It had to happen. With the increased commercial use of drones the lawyers are sitting up and wondering what the noise above is all about. Drones are being used increasingly for everything from surveying crops to photographing houses for estate agents – quite apart from efforts to destroy terrorists in the remotest parts of the planet.
This week two major law firms announced the formation of drone practice groups. The law firms, Richmond-based LeClairRyan and Atlanta-based McKenna Long & Aldridge, are intending to use existing attorneys in their practices rather than bringing in new lawyers. The legal group will include lawyers from a range of existing areas, ranging from intellectual property and aviation to government and business lawyers.

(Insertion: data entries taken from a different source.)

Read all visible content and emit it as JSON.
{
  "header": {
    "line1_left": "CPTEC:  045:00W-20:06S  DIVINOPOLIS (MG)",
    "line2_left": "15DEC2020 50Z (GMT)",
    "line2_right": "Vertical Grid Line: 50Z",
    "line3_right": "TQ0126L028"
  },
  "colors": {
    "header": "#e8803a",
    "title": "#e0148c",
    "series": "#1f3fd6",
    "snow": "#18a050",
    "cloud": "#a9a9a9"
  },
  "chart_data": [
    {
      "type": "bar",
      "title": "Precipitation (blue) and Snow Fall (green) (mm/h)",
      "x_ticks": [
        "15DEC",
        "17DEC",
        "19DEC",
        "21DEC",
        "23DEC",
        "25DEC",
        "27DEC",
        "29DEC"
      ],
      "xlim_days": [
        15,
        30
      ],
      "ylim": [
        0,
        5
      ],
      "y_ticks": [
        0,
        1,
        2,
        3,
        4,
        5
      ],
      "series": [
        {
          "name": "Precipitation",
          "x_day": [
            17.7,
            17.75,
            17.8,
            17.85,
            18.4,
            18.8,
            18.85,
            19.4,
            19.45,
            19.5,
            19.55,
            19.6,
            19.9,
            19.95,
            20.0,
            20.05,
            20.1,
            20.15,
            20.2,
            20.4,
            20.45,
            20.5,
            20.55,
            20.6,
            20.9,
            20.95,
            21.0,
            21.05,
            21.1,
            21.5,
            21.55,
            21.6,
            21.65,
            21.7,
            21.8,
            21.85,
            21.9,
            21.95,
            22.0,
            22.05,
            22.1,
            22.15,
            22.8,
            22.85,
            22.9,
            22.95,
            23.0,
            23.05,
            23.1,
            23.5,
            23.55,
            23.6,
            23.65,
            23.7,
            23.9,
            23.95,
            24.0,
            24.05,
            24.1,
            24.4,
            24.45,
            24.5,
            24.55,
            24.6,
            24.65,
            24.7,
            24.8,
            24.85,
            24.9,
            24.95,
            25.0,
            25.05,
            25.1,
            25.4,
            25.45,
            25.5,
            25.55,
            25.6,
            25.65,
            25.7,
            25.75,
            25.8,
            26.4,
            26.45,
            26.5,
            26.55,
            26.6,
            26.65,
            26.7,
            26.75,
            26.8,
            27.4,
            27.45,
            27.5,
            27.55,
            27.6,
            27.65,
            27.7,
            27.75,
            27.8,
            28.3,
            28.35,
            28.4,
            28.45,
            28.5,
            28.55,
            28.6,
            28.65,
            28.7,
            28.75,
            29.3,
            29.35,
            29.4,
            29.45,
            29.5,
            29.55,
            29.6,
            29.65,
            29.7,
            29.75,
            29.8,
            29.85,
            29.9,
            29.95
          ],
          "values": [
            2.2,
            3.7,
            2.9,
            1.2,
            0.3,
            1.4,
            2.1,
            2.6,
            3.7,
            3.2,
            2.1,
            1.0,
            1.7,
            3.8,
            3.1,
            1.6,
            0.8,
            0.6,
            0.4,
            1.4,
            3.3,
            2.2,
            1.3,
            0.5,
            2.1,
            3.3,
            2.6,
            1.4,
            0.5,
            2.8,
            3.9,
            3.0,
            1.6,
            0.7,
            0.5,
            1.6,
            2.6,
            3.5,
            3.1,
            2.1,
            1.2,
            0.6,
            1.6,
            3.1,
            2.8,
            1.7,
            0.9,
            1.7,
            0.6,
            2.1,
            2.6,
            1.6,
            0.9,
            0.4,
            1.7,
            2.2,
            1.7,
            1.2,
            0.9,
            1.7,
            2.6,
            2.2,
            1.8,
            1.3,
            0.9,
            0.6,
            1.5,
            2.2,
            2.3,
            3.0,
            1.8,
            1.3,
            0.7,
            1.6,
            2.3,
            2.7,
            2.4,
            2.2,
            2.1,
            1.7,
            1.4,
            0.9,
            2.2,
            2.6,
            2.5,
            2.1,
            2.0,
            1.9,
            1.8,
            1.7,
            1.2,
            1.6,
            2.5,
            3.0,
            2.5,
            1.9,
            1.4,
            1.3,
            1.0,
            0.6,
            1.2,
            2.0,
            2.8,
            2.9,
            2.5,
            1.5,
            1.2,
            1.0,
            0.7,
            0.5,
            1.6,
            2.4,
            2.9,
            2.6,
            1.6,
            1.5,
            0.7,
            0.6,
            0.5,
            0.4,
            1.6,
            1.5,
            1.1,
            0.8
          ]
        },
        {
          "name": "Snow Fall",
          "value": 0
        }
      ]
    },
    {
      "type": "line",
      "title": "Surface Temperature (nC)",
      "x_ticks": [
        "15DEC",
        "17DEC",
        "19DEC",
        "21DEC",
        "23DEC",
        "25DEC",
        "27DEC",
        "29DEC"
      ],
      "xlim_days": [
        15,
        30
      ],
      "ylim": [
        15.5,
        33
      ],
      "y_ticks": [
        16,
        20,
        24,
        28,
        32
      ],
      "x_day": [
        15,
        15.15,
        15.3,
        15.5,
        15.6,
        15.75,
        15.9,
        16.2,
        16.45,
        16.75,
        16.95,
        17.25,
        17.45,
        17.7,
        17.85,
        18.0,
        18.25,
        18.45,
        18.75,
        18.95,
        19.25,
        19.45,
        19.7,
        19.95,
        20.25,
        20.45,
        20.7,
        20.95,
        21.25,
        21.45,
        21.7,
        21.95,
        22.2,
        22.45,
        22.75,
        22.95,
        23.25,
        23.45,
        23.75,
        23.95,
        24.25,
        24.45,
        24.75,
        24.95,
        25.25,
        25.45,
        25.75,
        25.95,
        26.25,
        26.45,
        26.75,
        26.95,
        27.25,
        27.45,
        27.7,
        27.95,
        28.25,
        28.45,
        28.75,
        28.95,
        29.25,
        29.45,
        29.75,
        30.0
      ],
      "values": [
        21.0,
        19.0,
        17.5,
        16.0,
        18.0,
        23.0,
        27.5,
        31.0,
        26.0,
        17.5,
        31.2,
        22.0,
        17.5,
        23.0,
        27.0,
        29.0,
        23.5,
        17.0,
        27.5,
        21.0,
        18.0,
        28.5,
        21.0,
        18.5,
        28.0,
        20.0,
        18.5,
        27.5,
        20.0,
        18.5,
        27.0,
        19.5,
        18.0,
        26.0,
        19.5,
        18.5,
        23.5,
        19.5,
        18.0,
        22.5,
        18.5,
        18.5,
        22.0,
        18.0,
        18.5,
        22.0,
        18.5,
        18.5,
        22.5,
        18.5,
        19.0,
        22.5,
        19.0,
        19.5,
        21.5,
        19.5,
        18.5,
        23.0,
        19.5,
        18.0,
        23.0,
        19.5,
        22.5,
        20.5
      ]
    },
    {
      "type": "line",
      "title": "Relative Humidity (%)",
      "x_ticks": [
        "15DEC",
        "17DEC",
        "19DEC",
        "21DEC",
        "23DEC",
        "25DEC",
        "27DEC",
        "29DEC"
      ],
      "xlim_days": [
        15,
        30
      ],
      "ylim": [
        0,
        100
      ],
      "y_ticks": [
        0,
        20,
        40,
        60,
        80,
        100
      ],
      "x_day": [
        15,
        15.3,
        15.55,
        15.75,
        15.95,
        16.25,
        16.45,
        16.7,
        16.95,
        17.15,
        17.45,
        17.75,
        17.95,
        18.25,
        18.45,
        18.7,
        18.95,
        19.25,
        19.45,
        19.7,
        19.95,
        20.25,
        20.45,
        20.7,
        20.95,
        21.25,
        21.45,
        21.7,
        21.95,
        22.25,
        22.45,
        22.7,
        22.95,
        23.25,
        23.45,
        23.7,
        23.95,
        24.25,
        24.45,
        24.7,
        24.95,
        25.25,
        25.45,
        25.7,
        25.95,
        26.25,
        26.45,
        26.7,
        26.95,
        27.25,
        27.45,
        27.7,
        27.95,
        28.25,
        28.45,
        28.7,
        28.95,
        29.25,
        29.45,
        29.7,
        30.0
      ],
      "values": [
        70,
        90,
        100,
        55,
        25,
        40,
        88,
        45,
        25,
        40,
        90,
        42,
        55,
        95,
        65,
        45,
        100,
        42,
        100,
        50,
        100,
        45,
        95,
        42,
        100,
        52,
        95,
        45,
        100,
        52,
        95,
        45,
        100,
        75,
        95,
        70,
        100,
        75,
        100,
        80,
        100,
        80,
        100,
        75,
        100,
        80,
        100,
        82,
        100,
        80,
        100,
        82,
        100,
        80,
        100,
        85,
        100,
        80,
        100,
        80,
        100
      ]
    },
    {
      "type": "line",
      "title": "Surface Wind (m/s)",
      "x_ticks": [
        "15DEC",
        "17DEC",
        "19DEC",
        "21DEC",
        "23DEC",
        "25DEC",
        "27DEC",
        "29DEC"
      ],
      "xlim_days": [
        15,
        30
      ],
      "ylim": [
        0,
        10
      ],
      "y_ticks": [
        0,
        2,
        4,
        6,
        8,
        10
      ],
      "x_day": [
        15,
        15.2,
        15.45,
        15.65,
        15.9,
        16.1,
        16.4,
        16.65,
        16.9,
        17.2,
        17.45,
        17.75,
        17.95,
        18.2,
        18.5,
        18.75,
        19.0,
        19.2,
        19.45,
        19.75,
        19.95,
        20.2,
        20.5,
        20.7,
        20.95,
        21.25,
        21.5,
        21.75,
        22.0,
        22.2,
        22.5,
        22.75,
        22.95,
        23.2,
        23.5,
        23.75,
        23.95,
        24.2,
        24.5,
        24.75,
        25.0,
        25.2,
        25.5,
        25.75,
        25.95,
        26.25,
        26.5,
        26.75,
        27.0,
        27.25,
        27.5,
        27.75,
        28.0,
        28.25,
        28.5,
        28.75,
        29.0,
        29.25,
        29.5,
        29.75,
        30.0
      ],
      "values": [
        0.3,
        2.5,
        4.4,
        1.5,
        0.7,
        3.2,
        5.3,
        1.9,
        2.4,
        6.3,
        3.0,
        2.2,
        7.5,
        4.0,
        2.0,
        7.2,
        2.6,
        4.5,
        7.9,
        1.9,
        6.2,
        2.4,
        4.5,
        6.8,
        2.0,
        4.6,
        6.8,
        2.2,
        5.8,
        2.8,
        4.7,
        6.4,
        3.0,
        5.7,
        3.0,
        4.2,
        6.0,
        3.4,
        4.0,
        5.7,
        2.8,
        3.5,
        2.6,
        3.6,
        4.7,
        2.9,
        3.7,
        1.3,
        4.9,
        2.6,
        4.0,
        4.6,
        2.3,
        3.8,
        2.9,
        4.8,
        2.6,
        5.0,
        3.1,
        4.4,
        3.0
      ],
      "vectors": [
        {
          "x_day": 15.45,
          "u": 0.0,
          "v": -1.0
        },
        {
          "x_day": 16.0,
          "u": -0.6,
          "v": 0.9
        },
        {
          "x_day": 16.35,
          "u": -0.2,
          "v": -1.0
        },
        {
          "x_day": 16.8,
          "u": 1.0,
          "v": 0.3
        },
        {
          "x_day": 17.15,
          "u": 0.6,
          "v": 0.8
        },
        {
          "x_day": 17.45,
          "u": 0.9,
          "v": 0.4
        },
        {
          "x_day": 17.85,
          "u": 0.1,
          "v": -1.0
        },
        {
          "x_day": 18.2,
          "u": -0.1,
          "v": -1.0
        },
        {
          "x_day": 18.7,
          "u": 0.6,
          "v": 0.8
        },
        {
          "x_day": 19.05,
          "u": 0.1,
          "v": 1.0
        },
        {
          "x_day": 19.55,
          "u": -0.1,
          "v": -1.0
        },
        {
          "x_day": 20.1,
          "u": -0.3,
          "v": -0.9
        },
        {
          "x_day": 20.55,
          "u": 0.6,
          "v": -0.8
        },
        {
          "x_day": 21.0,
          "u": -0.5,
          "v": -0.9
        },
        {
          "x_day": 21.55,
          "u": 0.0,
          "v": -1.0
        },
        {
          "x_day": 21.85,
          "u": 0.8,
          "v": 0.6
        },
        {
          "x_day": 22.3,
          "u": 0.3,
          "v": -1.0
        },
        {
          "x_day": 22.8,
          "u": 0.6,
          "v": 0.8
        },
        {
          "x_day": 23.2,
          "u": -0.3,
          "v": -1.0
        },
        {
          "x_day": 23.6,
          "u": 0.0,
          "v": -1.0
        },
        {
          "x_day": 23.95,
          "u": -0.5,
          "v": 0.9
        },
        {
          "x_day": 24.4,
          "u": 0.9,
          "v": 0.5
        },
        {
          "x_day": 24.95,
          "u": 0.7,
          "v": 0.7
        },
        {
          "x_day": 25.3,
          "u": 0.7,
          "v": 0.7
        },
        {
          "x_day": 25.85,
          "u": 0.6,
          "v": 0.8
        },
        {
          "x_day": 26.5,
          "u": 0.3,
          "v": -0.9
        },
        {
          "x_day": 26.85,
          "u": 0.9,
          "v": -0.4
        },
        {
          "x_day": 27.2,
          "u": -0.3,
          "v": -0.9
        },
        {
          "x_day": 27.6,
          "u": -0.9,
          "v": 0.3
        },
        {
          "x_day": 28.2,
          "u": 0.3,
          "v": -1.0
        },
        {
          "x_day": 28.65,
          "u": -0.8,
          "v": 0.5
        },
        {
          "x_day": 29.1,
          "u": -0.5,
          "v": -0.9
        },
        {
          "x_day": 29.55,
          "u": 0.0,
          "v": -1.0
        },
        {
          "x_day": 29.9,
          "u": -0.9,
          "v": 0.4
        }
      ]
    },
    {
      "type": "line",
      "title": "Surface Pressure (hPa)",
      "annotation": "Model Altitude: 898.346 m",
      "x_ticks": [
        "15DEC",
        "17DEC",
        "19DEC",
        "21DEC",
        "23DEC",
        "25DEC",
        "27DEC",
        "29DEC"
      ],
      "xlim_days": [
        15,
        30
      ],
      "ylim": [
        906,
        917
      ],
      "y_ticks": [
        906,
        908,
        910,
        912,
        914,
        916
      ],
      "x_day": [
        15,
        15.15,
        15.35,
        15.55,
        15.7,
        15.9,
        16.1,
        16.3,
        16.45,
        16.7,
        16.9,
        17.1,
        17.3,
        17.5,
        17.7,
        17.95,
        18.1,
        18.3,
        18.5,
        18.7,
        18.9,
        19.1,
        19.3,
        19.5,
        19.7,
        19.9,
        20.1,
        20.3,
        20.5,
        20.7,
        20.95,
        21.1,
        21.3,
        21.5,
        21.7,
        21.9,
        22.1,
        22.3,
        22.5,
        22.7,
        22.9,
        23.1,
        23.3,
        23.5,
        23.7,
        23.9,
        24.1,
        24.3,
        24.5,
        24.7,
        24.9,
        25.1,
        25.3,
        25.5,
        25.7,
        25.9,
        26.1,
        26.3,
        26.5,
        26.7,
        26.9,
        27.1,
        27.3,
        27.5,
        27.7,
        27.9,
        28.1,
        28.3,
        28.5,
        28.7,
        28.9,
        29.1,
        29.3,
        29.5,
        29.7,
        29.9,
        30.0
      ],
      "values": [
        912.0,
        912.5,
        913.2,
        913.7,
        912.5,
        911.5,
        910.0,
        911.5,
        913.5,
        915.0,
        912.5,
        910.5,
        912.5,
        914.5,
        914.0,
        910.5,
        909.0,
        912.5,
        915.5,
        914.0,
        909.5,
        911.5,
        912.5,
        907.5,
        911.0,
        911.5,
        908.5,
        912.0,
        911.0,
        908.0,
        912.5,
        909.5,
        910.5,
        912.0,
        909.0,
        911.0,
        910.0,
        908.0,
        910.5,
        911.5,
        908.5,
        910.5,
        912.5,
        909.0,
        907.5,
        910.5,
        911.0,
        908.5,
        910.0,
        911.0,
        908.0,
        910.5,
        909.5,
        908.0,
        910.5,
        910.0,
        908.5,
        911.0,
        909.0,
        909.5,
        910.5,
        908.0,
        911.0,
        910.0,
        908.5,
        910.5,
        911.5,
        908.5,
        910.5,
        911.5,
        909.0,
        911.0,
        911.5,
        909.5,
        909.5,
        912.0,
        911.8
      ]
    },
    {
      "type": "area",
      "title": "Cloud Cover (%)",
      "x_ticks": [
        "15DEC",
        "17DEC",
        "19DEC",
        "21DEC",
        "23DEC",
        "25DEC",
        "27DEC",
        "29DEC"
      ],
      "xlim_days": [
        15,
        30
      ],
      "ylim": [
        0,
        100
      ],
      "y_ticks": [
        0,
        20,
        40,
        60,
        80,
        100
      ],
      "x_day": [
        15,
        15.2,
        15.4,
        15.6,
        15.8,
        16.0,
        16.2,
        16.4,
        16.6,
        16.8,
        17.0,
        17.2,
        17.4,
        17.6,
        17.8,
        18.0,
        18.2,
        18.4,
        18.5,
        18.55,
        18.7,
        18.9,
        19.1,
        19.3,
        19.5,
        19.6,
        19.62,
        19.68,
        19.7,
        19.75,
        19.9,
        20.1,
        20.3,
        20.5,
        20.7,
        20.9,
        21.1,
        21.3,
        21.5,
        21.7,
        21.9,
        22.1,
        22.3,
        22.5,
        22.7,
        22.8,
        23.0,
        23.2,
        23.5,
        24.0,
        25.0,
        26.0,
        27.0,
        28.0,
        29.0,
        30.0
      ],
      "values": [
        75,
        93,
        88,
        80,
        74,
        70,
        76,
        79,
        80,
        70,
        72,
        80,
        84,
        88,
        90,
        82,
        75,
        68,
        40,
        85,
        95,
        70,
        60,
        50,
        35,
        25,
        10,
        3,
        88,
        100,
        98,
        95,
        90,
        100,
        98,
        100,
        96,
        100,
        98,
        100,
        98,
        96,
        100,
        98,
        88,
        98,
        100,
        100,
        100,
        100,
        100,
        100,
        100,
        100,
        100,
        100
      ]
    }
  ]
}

The Washington Post reported that LeClairRyan’s drone group, based in Annapolis, is led by Tim Adelman and Doug McQueen, a flight instructor and United Airlines pilot, respectively, in addition to being aviation attorneys. McKenna Long’s practice is headed by Mark Dombroff, a partner in the firm’s McLean office and a former in-house lawyer at the Federal Aviation Administration.
The announcements follow recent indications by the FAA that the agency plans to issue proposed rules regulating small civil unmanned aircraft later this year. In 2013, the FAA authorized the first commercial flight by an unmanned aircraft, a research vessel chartered by ConocoPhillips that was launched over the skies of Alaska to scan the sea floor to survey marine mammals and ice before drilling. The FAA estimates there could be as many as 7,500 small commercial drones in use in the United States by 2018.
“We want to help [companies] shape rulemaking and get a seat at the table, then actually operate in a world they had a hand in creating,” Dombroff said.
There are thousands of companies building drones and trying to market and sell them, but they are running into hurdles because the federal government has yet to create regulations to govern them, Adelman said.
“They’re they’re having a hard time expanding their business,” said Adelman, who has advised drone manufacturers AirCover and Leptron, and has worked with universities and law enforcement agencies on the legal implications of using drones. “But as we see these new rules come out in next year or two, you’ll see an explosion of manufacturers and end users.”
LeClairRyan and McKenna Long are looking to expand their work representing companies that design, manufacture and operate drones in shaping the upcoming FAA regulations, as well as guiding companies through the FAA certification process. The FAA must certify any aircraft, manned or unmanned, that goes into the sky, and anyone who wants to operate a vehicle has to go through an application process.